Today, breast cancer patients have to cope with the complexity of
highly individualized cancer therapy, and the resulting tasks. On top of that, they also need to
take care of the emotional effects of cancer.
A holistic and personalized digital therapy guide that is uncomplicated and unobtrusive can
help ease the heavy responsibilities of patients during the therapy.
The Challenge
Cancer therapy causes significant side effects that can affect patients’ quality of life and even lead to therapy interruptions, if not recognized and managed early and proactively.
“How might we create a symptom tracking feature that makes cancer care better?”
*14 survey participants and 2 interviewees
Pains
Gains
Breast cancer patients need to get well-informed about their current treatment in the most effective and less harmful way possible.
Both patients and the medical system live together on the same trajectory and share the same goal: healing.

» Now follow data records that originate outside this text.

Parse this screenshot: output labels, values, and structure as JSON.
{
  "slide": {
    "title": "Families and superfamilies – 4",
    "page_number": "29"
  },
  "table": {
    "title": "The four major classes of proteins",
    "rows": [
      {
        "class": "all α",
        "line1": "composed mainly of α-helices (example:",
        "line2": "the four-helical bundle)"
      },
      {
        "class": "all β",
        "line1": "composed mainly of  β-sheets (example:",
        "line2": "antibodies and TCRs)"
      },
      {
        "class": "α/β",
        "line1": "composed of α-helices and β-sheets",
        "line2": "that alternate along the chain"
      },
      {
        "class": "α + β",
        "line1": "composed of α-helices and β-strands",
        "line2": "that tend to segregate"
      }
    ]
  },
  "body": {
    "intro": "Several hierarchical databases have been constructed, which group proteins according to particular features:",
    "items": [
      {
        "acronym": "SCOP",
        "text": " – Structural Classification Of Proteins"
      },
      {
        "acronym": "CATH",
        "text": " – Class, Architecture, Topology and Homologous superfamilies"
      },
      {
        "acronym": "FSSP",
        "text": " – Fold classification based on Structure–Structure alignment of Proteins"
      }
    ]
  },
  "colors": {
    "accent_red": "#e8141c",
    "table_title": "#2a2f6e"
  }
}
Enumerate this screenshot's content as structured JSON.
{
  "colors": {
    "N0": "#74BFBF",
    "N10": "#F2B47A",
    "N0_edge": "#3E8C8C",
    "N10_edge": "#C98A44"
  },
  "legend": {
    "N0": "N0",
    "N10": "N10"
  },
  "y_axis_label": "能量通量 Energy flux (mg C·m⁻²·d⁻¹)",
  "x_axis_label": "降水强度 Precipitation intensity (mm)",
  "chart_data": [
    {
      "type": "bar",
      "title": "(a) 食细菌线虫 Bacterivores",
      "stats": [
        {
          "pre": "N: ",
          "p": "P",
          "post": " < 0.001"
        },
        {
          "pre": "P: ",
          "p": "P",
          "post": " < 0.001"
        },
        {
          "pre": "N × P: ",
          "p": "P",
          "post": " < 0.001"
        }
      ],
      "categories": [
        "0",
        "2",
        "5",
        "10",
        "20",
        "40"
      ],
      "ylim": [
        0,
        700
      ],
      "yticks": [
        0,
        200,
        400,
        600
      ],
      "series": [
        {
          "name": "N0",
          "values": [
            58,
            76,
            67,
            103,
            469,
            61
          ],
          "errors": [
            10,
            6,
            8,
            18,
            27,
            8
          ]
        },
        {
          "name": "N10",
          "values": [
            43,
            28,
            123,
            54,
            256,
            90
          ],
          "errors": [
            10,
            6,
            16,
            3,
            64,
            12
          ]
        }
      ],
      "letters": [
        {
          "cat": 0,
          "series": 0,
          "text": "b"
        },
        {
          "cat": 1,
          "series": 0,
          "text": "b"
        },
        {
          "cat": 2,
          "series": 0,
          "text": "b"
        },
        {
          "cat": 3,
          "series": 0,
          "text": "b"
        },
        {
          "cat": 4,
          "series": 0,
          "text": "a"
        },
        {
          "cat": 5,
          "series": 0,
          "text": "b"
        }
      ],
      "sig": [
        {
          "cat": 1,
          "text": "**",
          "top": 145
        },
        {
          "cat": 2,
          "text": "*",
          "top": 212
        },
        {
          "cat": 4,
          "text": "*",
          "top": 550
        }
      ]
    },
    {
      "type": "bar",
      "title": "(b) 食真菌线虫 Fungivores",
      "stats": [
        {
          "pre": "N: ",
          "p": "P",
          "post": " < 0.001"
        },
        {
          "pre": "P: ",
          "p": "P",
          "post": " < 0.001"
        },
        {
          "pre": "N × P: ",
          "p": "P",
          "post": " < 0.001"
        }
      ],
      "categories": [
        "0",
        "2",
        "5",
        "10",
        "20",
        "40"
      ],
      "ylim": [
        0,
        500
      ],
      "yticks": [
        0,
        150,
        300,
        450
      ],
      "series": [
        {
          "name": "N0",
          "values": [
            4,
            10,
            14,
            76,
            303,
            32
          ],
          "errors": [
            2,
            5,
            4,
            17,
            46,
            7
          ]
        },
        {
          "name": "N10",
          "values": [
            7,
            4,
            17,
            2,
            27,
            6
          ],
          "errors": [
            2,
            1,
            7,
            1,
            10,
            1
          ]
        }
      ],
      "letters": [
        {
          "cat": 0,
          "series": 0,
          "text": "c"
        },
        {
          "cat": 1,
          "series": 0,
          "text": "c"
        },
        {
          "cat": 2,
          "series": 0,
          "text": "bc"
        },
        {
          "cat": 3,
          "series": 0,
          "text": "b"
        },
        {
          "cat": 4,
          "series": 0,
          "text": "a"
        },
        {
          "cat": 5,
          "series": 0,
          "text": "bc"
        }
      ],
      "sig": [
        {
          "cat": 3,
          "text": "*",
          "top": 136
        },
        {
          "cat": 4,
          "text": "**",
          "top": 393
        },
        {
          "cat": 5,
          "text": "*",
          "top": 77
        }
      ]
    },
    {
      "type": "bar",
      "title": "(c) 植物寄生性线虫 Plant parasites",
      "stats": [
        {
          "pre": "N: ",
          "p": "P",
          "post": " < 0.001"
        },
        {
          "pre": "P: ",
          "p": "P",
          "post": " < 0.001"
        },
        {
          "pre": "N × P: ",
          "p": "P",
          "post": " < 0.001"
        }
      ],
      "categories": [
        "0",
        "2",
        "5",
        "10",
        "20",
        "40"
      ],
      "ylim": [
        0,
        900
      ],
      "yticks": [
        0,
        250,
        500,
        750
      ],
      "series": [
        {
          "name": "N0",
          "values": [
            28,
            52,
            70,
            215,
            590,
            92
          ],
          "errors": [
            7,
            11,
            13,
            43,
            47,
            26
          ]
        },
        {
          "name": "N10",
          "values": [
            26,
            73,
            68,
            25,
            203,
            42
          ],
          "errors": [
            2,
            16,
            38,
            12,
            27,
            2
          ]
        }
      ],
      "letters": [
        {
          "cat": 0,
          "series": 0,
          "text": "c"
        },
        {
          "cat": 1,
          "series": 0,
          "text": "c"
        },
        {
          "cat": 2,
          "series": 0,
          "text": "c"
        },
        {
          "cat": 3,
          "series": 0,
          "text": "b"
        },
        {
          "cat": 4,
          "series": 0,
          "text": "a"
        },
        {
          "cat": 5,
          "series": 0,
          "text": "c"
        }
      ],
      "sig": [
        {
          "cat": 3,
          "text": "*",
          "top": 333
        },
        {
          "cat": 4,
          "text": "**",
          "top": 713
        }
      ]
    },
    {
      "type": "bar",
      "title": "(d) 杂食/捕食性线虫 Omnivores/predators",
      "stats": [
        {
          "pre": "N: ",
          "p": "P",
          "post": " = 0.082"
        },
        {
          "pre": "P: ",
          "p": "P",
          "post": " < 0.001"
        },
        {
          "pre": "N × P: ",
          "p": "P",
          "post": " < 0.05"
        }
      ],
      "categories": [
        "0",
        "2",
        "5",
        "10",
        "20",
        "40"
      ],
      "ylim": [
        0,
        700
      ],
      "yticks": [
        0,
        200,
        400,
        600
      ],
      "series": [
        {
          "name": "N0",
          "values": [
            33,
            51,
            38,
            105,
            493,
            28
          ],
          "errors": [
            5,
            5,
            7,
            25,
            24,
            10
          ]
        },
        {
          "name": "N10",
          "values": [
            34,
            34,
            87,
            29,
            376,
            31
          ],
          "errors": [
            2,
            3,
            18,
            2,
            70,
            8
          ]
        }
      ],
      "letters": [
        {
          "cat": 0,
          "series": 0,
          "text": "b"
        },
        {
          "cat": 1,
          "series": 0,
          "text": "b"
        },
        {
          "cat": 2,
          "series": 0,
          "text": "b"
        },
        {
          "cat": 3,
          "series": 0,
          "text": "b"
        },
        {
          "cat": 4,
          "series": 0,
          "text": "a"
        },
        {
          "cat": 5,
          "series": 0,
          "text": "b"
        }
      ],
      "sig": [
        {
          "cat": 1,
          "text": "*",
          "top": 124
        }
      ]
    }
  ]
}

It has proven difficult to propose patients appropriate interactive tools to self-evaluate relevant medical information, their current symptoms or their recent history. Also, it is critical that such an app could support them in planning their treatment activities.
Current web/apps’ UI may increase the negative effects of emotional load and therefore are not helpful for patients in keeping track of the large amount of different aspects, tasks and deadlines during their treatment.
If we provide our patients a set of transparent and uncomplicated tools which take into account not only the physical self, but also the mental and social factors, the patients will be supported and use the app regularly to evaluate and self-manage the complex treatment.
When we succeed in retaining 20-30 patients who use our app during their entire chemotherapy, we will have proven its usability and usefulness for breast cancer patients aged between 40-49.
Caring
Open-minded
Ambitious
Responsible
Users navigated more confidently through the screens after fixing the issues we found in the mid-fi. Increasing the visual weight by adding colors and illustrations in the hi-fi significantly improved users’ understanding of the functionalities.
The discovery phase was very challenging as we had to find users (=breast cancer patients) who are willing to participate in our surveys and interviews in the short term. Ultimately, we could successfully conduct our research and it was very insightful.
– Check for color accessibility and improve it.
– Continue testing with users.
– Create microinteractions for the symptom progress trends.
– Brainstorm and gather ideas how to make a feature that facilitates symptom reporting directly from the user to the health care team.